Though he had lived all his life in the Lord’s sanctuary, it wasn’t Eli who heard the voice of God, but Samuel.  This was because of God’s consecration which set Samuel apart for a special relationship with himself.  Eli was certainly no great shakes.  If all we went on is this charming narrative of Eli’s voice being confused for God’s, he’d seem to be as benign as he is faithful.  But it was not so.

This priest of Aaron was a bit clueless about his responsibilities.  We know Eli told Samuel’s mother off for being drunk in the sanctuary when she was just praying.  We also know he let his sons prey on the women at the sanctuary without reprimanding them.  Finally, Eli died shocked and heartbroken at the terrible defeat which his sons were caught up in.

So, the call of Samuel is something of a relief.  As happens so many times in the Scriptures, God gives the people a fresh start.  Instead of the corruption of mediocrity, the youthful attentiveness of Samuel will prepare the people for their legendary king.  Samuel will go from learning from a man whose name means “My God,” to listening out for and obeying the one who alone is to be addressed as such.

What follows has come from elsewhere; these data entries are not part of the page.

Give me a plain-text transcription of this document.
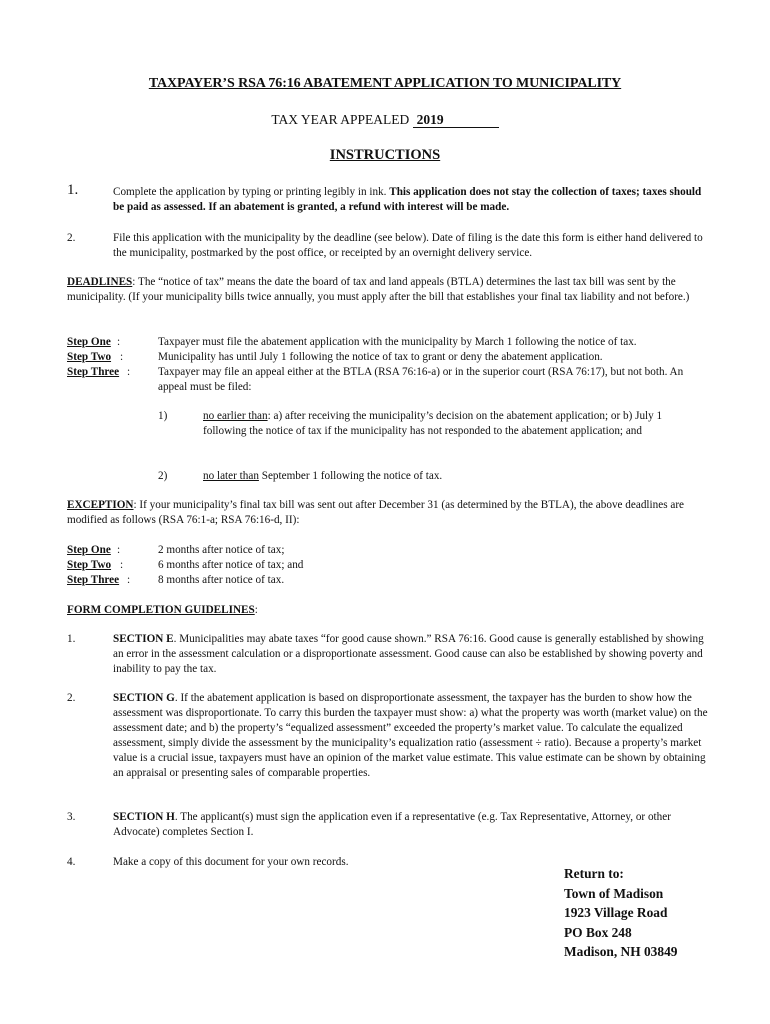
TAXPAYER’S RSA 76:16 ABATEMENT APPLICATION TO MUNICIPALITY
TAX YEAR APPEALED 2019
INSTRUCTIONS
1.	Complete the application by typing or printing legibly in ink. This application does not stay the collection of taxes; taxes should be paid as assessed. If an abatement is granted, a refund with interest will be made.
2.	File this application with the municipality by the deadline (see below). Date of filing is the date this form is either hand delivered to the municipality, postmarked by the post office, or receipted by an overnight delivery service.
DEADLINES: The “notice of tax” means the date the board of tax and land appeals (BTLA) determines the last tax bill was sent by the municipality. (If your municipality bills twice annually, you must apply after the bill that establishes your final tax liability and not before.)
Step One :	Taxpayer must file the abatement application with the municipality by March 1 following the notice of tax.
Step Two :	Municipality has until July 1 following the notice of tax to grant or deny the abatement application.
Step Three : Taxpayer may file an appeal either at the BTLA (RSA 76:16-a) or in the superior court (RSA 76:17), but not both. An appeal must be filed:
1)	no earlier than: a) after receiving the municipality’s decision on the abatement application; or b) July 1 following the notice of tax if the municipality has not responded to the abatement application; and
2)	no later than September 1 following the notice of tax.
EXCEPTION: If your municipality’s final tax bill was sent out after December 31 (as determined by the BTLA), the above deadlines are modified as follows (RSA 76:1-a; RSA 76:16-d, II):
Step One :	2 months after notice of tax;
Step Two :	6 months after notice of tax; and
Step Three : 8 months after notice of tax.
FORM COMPLETION GUIDELINES:
1.	SECTION E. Municipalities may abate taxes “for good cause shown.” RSA 76:16. Good cause is generally established by showing an error in the assessment calculation or a disproportionate assessment. Good cause can also be established by showing poverty and inability to pay the tax.
2.	SECTION G. If the abatement application is based on disproportionate assessment, the taxpayer has the burden to show how the assessment was disproportionate. To carry this burden the taxpayer must show: a) what the property was worth (market value) on the assessment date; and b) the property’s “equalized assessment” exceeded the property’s market value. To calculate the equalized assessment, simply divide the assessment by the municipality’s equalization ratio (assessment ÷ ratio). Because a property’s market value is a crucial issue, taxpayers must have an opinion of the market value estimate. This value estimate can be shown by obtaining an appraisal or presenting sales of comparable properties.
3.	SECTION H. The applicant(s) must sign the application even if a representative (e.g. Tax Representative, Attorney, or other Advocate) completes Section I.
4.	Make a copy of this document for your own records.
Return to:
Town of Madison
1923 Village Road
PO Box 248
Madison, NH 03849
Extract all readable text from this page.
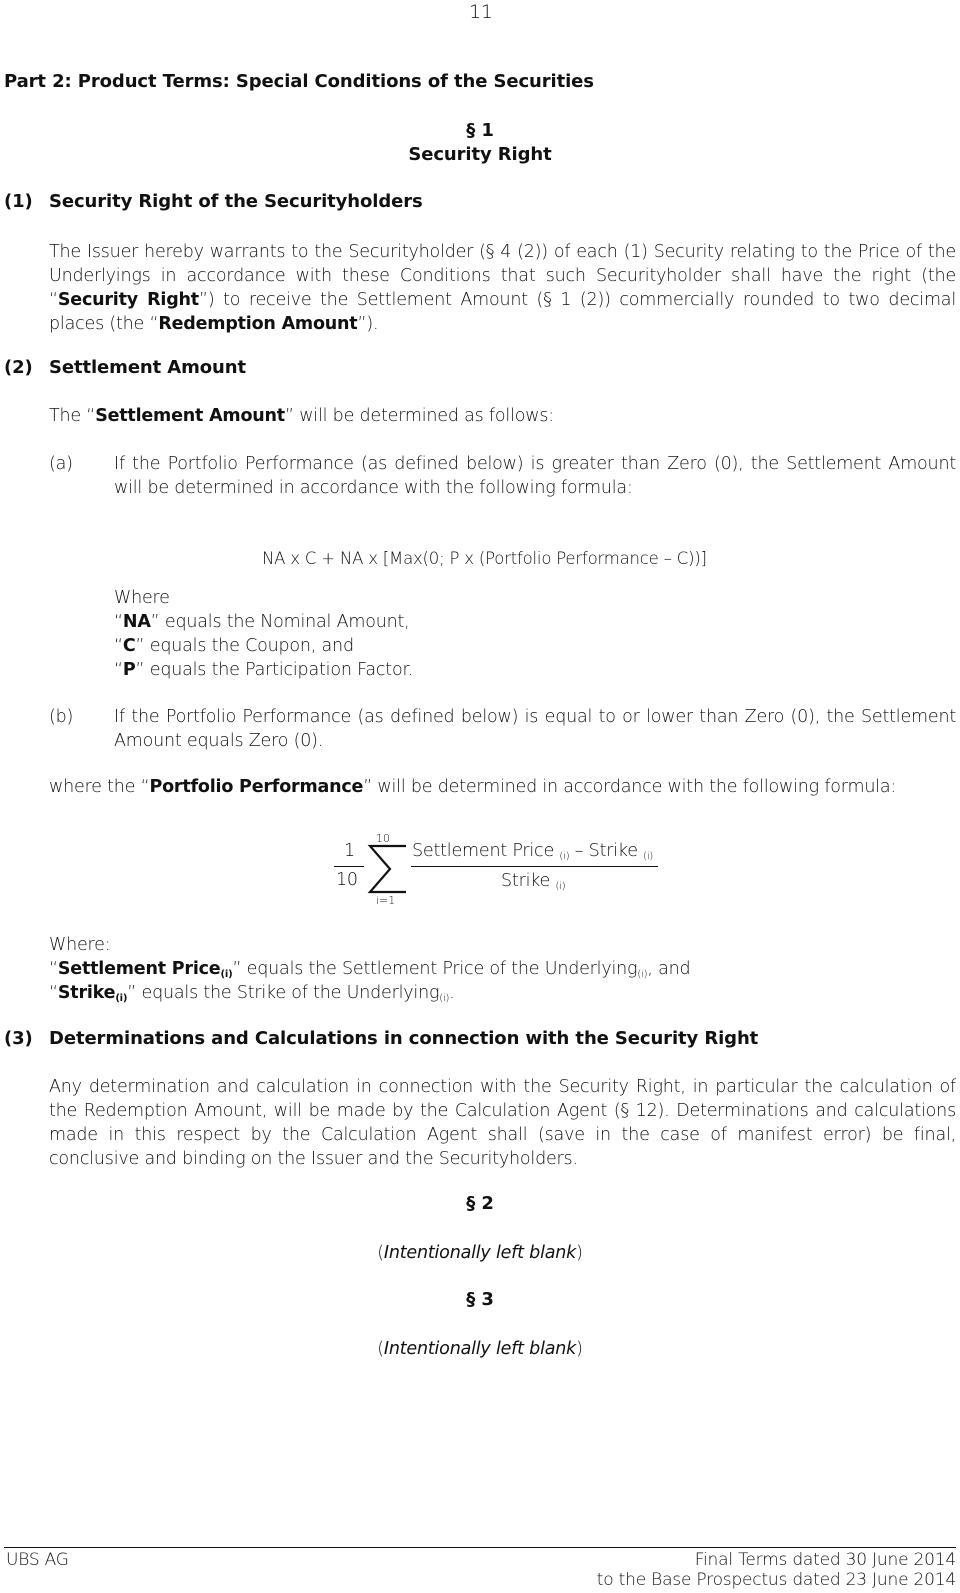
11
Part 2: Product Terms: Special Conditions of the Securities
§ 1
Security Right
(1) Security Right of the Securityholders
The Issuer hereby warrants to the Securityholder (§ 4 (2)) of each (1) Security relating to the Price of the Underlyings in accordance with these Conditions that such Securityholder shall have the right (the “Security Right”) to receive the Settlement Amount (§ 1 (2)) commercially rounded to two decimal places (the “Redemption Amount”).
(2) Settlement Amount
The “Settlement Amount” will be determined as follows:
(a) If the Portfolio Performance (as defined below) is greater than Zero (0), the Settlement Amount will be determined in accordance with the following formula:
NA x C + NA x [Max(0; P x (Portfolio Performance – C))]
Where
“NA” equals the Nominal Amount,
“C” equals the Coupon, and
“P” equals the Participation Factor.
(b) If the Portfolio Performance (as defined below) is equal to or lower than Zero (0), the Settlement Amount equals Zero (0).
where the “Portfolio Performance” will be determined in accordance with the following formula:
1
10
10
i=1
Settlement Price $_{(i)}$ – Strike $_{(i)}$
Strike $_{(i)}$
Where:
“Settlement Price$_{(i)}$” equals the Settlement Price of the Underlying$_{(i)}$, and
“Strike$_{(i)}$” equals the Strike of the Underlying$_{(i)}$.
(3) Determinations and Calculations in connection with the Security Right
Any determination and calculation in connection with the Security Right, in particular the calculation of the Redemption Amount, will be made by the Calculation Agent (§ 12). Determinations and calculations made in this respect by the Calculation Agent shall (save in the case of manifest error) be final, conclusive and binding on the Issuer and the Securityholders.
§ 2
(Intentionally left blank)
§ 3
(Intentionally left blank)
UBS AG	Final Terms dated 30 June 2014
to the Base Prospectus dated 23 June 2014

Our readings are speaking to us about God’s call to holiness, to a new way of being who we are.  We heard about Samuel, who will grow up in the Lord’s presence.  We also heard from the Apostle Paul, who helpfully points out that fornication is beneath a Christian’s dignity and intimacy is only for natural marriage.  Finally, we heard how Andrew and Simon followed the Lord and how Simon received a new name from him, a new way of being oneself and being with the Lord.

Together, they offer us the special message to recognise what we have become in Christ.  We typically define ourselves by a set of relationships.  Each of us is someone’s daughter or son.  Many of you will be someone’s spouse and a sibling.  We act in ways which preserve those important relationships because the people involved in them are dear to us.  All the more is it the case with Christ.

By baptism, we have been made Christ’s: we belong to him, rather than to ourselves.  Therefore, everything which is at odds with his majesty and our destiny is beneath us.  If you like, if we were to roll out our lives like dough on a kitchen bench, what would a Christ-shaped cutter leave behind?  What would remain that was a bit thin and have to be added to?

This is our chance at this early stage in the calendar year to set ourselves up well.  Soon enough, the busyness of the school term and the tyranny of bad traffic will return to us.  We shall find ourselves caught up again in the run of weeks towards the next public holiday.  So, this is the time to become intentional about what goes into one’s life.

Among the things which we should ensure are there is prayer.  This was the Lord’s gift to Samuel, the gift of hearing him.  It would be wise indeed to allocate some time each day to simple, heartfelt prayer to God, to allow him to speak to us his servants and show us the way to be faithful.

For as the psalmist says, God asks for an open ear; we have come to do his will.